Korotkiy’s appeal of part of his conviction is before the Ninth Circuit Court of Appeals. Photo: Scanpix

He said there are no unique facts in Korotkiy’s appeal that would lead the Ninth Circuit to go in another direction, especially because the court’s judges are generally viewed as friendly to environmental enforcement.

But the challenge to US prosecutors’ power to go after oil dumping on the high seas raises questions over whether it would take a useful tool out of authorities’ range of options for combating pollution.

SkyTruth, a nonprofit organisation utilising technology to monitor oil pollution at sea, unveiled data in December from its recently launched Cerulean tool that found 1,000 oil slicks from vessels over 12 months, totalling 1.8m barrels of oil.
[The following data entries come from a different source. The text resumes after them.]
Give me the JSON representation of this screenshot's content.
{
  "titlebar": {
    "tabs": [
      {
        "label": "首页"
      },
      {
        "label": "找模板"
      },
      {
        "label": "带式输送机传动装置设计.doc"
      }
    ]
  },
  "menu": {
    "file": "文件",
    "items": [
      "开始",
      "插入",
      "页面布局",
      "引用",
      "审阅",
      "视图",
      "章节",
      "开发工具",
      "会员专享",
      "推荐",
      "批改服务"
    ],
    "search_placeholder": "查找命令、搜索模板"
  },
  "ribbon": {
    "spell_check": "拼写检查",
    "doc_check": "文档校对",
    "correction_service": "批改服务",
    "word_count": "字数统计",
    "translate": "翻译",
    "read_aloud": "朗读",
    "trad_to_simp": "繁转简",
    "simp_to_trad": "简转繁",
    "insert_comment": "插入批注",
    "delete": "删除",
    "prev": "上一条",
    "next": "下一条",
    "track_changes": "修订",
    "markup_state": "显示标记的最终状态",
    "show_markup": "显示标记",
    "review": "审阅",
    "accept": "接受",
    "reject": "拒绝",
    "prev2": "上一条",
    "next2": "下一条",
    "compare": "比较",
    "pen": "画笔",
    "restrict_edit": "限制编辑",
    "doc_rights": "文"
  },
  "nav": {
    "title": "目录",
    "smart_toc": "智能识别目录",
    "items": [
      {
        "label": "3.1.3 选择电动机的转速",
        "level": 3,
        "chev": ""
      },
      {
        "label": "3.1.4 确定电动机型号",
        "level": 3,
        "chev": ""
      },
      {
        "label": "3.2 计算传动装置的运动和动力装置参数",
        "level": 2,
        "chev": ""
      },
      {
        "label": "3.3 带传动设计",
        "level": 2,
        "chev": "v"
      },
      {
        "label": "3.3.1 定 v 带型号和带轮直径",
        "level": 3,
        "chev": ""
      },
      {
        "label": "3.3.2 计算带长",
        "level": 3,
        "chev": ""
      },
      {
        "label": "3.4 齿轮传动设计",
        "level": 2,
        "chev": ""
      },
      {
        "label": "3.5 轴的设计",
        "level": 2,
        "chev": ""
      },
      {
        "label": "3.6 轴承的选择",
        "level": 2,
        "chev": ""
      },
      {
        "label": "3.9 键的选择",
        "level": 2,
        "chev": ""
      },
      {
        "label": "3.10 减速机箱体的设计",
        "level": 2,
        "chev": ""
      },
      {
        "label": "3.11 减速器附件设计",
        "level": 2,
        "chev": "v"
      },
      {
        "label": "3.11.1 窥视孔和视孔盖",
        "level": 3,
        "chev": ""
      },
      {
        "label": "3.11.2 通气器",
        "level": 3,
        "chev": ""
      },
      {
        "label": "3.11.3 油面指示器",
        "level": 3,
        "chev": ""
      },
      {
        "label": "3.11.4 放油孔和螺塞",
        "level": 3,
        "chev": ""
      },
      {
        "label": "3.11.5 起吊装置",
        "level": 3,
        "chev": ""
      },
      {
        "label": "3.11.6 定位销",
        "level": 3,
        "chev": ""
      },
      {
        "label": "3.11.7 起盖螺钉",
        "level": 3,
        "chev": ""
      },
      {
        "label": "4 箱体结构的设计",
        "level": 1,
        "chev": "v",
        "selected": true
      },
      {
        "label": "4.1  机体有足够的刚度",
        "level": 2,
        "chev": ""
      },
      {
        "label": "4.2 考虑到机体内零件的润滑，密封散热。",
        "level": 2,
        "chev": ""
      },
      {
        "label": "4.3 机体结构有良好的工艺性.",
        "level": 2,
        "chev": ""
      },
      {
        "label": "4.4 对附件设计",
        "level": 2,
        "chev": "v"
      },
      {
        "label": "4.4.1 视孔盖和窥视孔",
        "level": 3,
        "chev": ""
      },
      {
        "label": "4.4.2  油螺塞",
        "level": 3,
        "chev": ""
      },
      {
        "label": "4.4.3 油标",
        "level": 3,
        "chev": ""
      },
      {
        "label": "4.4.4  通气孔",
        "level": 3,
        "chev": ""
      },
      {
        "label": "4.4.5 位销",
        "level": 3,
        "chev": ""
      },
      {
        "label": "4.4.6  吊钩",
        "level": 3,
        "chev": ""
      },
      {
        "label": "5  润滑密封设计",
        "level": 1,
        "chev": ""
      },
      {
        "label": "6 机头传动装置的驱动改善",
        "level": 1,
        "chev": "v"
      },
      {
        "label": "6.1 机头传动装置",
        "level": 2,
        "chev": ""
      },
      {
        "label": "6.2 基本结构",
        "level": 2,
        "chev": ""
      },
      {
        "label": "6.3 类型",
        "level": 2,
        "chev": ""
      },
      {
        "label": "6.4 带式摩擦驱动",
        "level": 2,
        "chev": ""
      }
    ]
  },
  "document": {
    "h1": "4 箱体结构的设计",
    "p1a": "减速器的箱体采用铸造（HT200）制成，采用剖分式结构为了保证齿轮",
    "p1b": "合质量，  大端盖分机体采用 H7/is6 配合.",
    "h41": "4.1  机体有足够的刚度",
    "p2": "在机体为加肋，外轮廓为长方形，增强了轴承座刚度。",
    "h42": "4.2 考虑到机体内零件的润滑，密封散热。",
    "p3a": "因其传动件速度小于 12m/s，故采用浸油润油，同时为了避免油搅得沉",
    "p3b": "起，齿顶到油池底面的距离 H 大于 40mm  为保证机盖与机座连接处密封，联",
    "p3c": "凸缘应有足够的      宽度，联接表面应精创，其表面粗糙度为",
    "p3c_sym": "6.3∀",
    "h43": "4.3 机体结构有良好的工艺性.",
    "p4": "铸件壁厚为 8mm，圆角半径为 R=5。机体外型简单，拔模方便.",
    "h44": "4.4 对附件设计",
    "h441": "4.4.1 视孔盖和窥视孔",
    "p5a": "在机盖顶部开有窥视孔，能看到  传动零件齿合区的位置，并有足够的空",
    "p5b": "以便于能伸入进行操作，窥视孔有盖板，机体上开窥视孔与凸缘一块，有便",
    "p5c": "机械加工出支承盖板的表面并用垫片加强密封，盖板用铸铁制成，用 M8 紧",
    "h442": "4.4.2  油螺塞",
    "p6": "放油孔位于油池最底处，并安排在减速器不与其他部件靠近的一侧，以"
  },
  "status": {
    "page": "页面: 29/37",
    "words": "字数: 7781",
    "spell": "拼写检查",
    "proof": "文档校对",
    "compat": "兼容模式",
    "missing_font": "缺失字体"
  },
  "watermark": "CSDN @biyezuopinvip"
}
However, chief executive John Amos told TradeWinds that notable hotspots are present in the waters of the eastern Mediterranean and Asia, contrasting with a relative absence near the US.

He suggested that the US’ pollution monitoring and robust enforcement could be factors in keeping the oceans near the country cleaner.

Linsin, who now works on the defence side of environmental cases, noted that despite a long history of oil record book prosecutions, the cases have not dwindled, which he said is a reflection of the programme’s failure to evolve.

He said in other environmental enforcement programmes, there is a graduated process of enforcement that ranges from administrative penalties, stepping up to civil penalties and then criminal action for the most egregious cases.

The US Supreme Court is expected to make a ruling on the Chevron doctrine, which gives deference to federal agencies when they interpret US laws. Photo: Sunira Moses/CC BY-SA 3.0

But Linsin said oil dumping cases have remained exclusively focused on criminal prosecutions.

“That has significantly distorted our picture of these cases,” he said, citing significant advances in environmental compliance. “Candidly, I think the Department of Justice has lost sight of some developments that have occurred within the industry over this 25 to 30-year period.”